= Misnomer =

Word or term that suggests a meaning that is known to be wrong

A misnomer is a name that is incorrectly or unsuitably applied. Misnomers often arise because something was named long before its correct nature was known, or because an earlier form of something has been replaced by a later form to which the name no longer suitably applies. A misnomer may also be a word that is used incorrectly or misleadingly. The word "misnomer" does not mean "misunderstanding" or "popular misconception", and a number of misnomers remain in common usage — which is to say that a word being a misnomer does not necessarily make usage of the word incorrect.

== Sources of misnomers ==

- An older name being retained after the thing itself has changed (e.g., tin can, mince meat pie, steamroller, tin foil, clothes iron, digital darkroom). This is essentially a metaphorical extension with the name of the older item standing for anything filling the same role.
- Transference of a well-known product brand name into a genericized trademark (e.g., Xerox for photocopy, Kleenex for tissues, or Jell-O for gelatin dessert).
- Pars pro toto (i.e., the name of a part being applied to the whole). Holland is often used to refer to the Netherlands, while it is actually only a part of that country.
- Referring to the suburbs of a metropolis by the name of its biggest city. (e.g., referring to Allen, Texas as "Dallas").
- A name based on a similarity in a particular aspect (e.g., "shooting stars" look like falling stars but are actually meteors).
- A difference between popular and technical meanings of a term. A koala "bear" (see below) superficially looks and acts like a bear, but is quite distinct and unrelated. Fireflies fly like flies, and ladybugs are like bugs. Botanically, peanuts are not nuts. The technical sense is often cited as "correct", but this is a matter of context.
- Ambiguity. A parkway is generally a road with park-like landscaping, not a place to park. Such a term may confuse those unfamiliar with the language.
- Association of a thing with a place other than its origin. Panama hats originate from Ecuador, but came to be associated with the building of the Panama Canal.
- Naming particular to the originator's world view.
- An unfamiliar name – perhaps foreign – or technical term re-analyzed as something more familiar (see folk etymology).
- Anachronisms, juxtaposed terms from different time periods, creating chronological inconsistency.

==Examples==

=== Older name retained ===

- Aluminium foil is sometimes called "tin foil" even when it is made of aluminium, whereas "tin cans" made for the storage of food products are made from steel with a thin tin plating. In both cases, tin was the original metal.
- The "lead" in pencils is made of graphite and clay, not lead; graphite was once believed to be lead ore. The graphite and clay mix is known as plumbago, meaning "lead ore" in Latin.
- Blackboards can be black, green, red, blue, or brown.
- Sticks of chalk are no longer made of chalk, but of gypsum.
- Telephone numbers are referred to as being "dialed" although rotary phones are now rare.
- In golf, the clubs referred to as woods were once made of wood but are now usually made of metal.
- The Pennsylvania Dutch people are German Americans and the Pennsylvania Dutch language is a dialect of German only distantly related to Dutch. Even though the term "Dutch" in English has narrowed to denote Netherlands origin only, it originally encompassed all Germanic peoples.

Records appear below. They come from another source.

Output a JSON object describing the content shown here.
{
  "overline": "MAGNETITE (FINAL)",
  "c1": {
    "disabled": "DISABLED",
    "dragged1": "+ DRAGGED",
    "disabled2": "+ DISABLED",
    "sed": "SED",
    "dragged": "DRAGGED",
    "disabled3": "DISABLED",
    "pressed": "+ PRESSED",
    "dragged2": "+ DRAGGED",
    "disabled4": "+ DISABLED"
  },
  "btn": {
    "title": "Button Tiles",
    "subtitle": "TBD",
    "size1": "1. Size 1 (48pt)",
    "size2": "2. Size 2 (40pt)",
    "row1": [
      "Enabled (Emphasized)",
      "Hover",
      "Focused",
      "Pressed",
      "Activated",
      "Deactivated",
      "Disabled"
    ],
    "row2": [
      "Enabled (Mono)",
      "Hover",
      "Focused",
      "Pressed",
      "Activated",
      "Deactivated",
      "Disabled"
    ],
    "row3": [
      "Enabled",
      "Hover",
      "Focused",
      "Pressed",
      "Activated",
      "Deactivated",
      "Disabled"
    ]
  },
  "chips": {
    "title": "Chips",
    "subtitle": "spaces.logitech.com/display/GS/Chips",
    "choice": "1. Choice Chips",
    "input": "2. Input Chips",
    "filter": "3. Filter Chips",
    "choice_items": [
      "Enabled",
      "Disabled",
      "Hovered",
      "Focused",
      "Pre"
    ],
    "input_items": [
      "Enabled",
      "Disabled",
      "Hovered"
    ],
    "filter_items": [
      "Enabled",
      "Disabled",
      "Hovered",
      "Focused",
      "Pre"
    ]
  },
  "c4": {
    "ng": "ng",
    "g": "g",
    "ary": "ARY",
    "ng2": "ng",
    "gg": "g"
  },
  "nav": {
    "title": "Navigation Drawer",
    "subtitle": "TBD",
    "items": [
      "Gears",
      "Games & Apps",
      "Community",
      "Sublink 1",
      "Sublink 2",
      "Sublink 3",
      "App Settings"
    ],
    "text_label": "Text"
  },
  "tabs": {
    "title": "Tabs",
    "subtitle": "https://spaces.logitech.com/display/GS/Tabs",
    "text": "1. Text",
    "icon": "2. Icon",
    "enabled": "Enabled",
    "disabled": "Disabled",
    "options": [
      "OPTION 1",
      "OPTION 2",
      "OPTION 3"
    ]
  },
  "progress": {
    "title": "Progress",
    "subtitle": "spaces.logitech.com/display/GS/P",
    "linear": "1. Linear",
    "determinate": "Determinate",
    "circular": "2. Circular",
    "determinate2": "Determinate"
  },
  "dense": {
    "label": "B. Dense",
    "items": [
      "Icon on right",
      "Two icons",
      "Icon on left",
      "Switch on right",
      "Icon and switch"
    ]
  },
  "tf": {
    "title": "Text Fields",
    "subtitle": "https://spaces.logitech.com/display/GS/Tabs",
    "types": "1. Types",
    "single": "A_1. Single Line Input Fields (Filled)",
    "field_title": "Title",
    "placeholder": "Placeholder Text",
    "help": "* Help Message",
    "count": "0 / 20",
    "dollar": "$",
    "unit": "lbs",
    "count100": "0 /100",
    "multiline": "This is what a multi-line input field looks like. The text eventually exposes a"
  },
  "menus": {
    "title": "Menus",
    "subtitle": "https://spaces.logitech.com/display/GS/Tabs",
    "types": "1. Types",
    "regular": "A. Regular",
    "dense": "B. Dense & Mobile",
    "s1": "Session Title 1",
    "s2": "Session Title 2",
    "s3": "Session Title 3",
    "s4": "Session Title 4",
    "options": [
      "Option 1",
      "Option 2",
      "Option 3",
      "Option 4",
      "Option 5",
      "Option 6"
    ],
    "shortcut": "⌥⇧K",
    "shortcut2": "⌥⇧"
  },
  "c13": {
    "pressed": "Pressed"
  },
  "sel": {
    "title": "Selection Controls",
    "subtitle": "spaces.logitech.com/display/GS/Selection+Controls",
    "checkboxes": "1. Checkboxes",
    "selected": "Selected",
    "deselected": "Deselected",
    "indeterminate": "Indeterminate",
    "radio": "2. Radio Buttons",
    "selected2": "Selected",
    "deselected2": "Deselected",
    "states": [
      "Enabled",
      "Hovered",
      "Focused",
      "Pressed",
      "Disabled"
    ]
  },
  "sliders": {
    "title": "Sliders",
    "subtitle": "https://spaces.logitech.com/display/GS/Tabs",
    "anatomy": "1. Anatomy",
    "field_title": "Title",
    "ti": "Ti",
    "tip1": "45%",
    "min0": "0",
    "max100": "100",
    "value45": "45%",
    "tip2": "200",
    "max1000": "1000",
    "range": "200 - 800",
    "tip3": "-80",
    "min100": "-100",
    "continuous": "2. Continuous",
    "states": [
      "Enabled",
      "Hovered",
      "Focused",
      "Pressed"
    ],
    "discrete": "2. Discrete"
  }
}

The term anachronym refers to this type of misnomer. "Anachronym" should not be confused with anacronym, which refers to words (such as laser, sonar and scuba) with acronymic origin but which are now used syntactically as words in their own right.

===Similarity of appearance===

- Head cheese is a meat product.
- A horned toad is a lizard.
- A velvet ant is a wasp.

=== Difference between common and technical meanings ===

- Koala "bears" are marsupials not closely related to the bear family, Ursidae. The term "koala" is preferred in their native Australia.
- Jellyfish and starfish are only very distantly related to fish, being in separate phyla. The gelatinous structure of jellyfish is similar to gelatin dessert.
- A peanut is not a nut in the botanical sense, but a legume. A coconut is not a botanical nut but a drupe.
- Fruits that are not botanically considered berries include strawberries, bayberries, raspberries, and blackberries.

=== Association with place other than that which one may assume ===

- The guinea pig (Cavia porcellus) originated in the Andes, not Guinea, and is a rodent unrelated to pigs.
- French horns originated in Germany, not France.
- Chinese checkers originated in Germany.

=== Other ===

- Although dry cleaning does not involve water, it does involve the use of liquid solvents.
- The "funny bone" is not a bone—the phrase refers to the ulnar nerve.
- Although it has "socialism" in the name, national socialism is not a socialist ideology as it still upholds private property.
- A quantum leap is properly an instantaneous change that may be large or small. In physics, it is a change of an electron from one energy level to another. In common usage the term is often used to mean a large, abrupt change.
- "Tennis elbow" (formally lateral epicondylitis) does not necessarily result from playing tennis.